SendKit tracks key deliverability metrics in your dashboard:
  • Bounce rate — percentage of emails that bounced
  • Complaint rate — percentage of emails marked as spam
  • Delivery rate — percentage of emails successfully delivered
Monitor these regularly. Industry thresholds:
MetricHealthyWarningSending paused
Bounce rate< 5%5–10%> 10%
Complaint rate< 0.1%0.1–0.5%> 0.5%
SendKit evaluates your reputation automatically. If your bounce rate exceeds 10% or complaint rate exceeds 0.5% (with a minimum of 200 emails in the last 24 hours), sending is automatically paused for your team. Google’s own threshold for complaint rate is 0.1% — exceeding it may cause Gmail to filter your emails to spam.
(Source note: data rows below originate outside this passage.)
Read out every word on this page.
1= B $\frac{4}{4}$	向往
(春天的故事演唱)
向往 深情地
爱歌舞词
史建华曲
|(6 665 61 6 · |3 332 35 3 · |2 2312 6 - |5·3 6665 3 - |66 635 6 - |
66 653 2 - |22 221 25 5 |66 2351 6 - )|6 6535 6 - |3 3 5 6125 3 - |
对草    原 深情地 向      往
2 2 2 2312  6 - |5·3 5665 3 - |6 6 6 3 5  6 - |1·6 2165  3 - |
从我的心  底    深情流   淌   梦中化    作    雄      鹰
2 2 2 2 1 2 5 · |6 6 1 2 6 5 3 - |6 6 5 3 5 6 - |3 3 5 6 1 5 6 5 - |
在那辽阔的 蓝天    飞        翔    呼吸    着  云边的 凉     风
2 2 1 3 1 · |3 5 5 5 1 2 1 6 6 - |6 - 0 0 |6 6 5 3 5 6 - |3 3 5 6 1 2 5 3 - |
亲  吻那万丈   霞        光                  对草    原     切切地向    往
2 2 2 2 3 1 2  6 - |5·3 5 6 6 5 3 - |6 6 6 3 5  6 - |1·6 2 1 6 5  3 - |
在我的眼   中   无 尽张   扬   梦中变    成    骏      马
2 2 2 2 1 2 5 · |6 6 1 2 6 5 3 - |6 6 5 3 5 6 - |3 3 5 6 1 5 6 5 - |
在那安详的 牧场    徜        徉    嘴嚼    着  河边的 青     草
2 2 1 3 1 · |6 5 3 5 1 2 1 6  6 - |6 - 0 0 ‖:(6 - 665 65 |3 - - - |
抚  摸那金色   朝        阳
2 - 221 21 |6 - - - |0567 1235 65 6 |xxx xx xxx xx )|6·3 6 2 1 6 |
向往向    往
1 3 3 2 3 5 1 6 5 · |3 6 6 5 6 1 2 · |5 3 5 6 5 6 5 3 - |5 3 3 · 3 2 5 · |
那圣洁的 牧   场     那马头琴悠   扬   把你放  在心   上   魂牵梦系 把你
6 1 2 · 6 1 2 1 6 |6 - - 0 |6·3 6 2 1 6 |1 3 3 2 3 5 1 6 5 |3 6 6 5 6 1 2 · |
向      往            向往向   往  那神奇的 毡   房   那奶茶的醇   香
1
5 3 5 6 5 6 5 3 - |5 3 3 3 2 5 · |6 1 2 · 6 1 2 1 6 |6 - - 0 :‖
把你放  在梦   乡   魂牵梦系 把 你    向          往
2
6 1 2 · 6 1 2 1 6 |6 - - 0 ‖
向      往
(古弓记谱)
Building and maintaining reputation

For new domains

New domains have no reputation — email providers don’t know whether to trust you. This is why SendKit has an automatic domain warmup period that gradually increases your sending volume over 14 days. During warmup:
  1. Send to engaged recipients first — people who have recently signed up or interacted with your product
  2. Keep volume low — follow the warmup schedule
  3. Monitor metrics closely — watch for bounces and complaints

For established domains

  1. Clean your list regularly — remove addresses that consistently bounce
  2. Honor unsubscribes immediately — never send to someone who opted out
  3. Maintain consistent volume — avoid sudden spikes in sending
  4. Authenticate properly — ensure SPF, DKIM, and DMARC are all passing
  5. Segment your sending — send relevant content to relevant recipients

Recovering from a bad reputation

If your reputation has degraded:
  1. Stop sending to anyone who hasn’t engaged recently
  2. Identify the cause — high bounces? complaints? spam traps?
  3. Clean your list aggressively — remove anyone who hasn’t opened in 90+ days
  4. Start sending again slowly — treat it like a warmup
  5. Only send to confirmed opt-ins — double opt-in if possible
Recovery takes time — typically 2–4 weeks of clean sending behavior.

FAQ

A new domain typically needs 2–4 weeks of consistent, clean sending to establish a positive reputation. The warmup period helps, but reputation continues to improve over months of good behavior.
Partially. A new subdomain starts with no reputation of its own, but email providers may also consider the root domain’s reputation. Using a subdomain isolates risk but doesn’t completely bypass a damaged root domain reputation.
Yes. A single campaign to a bad list can tank your reputation overnight. This is why monitoring metrics after every send is important, especially for campaigns.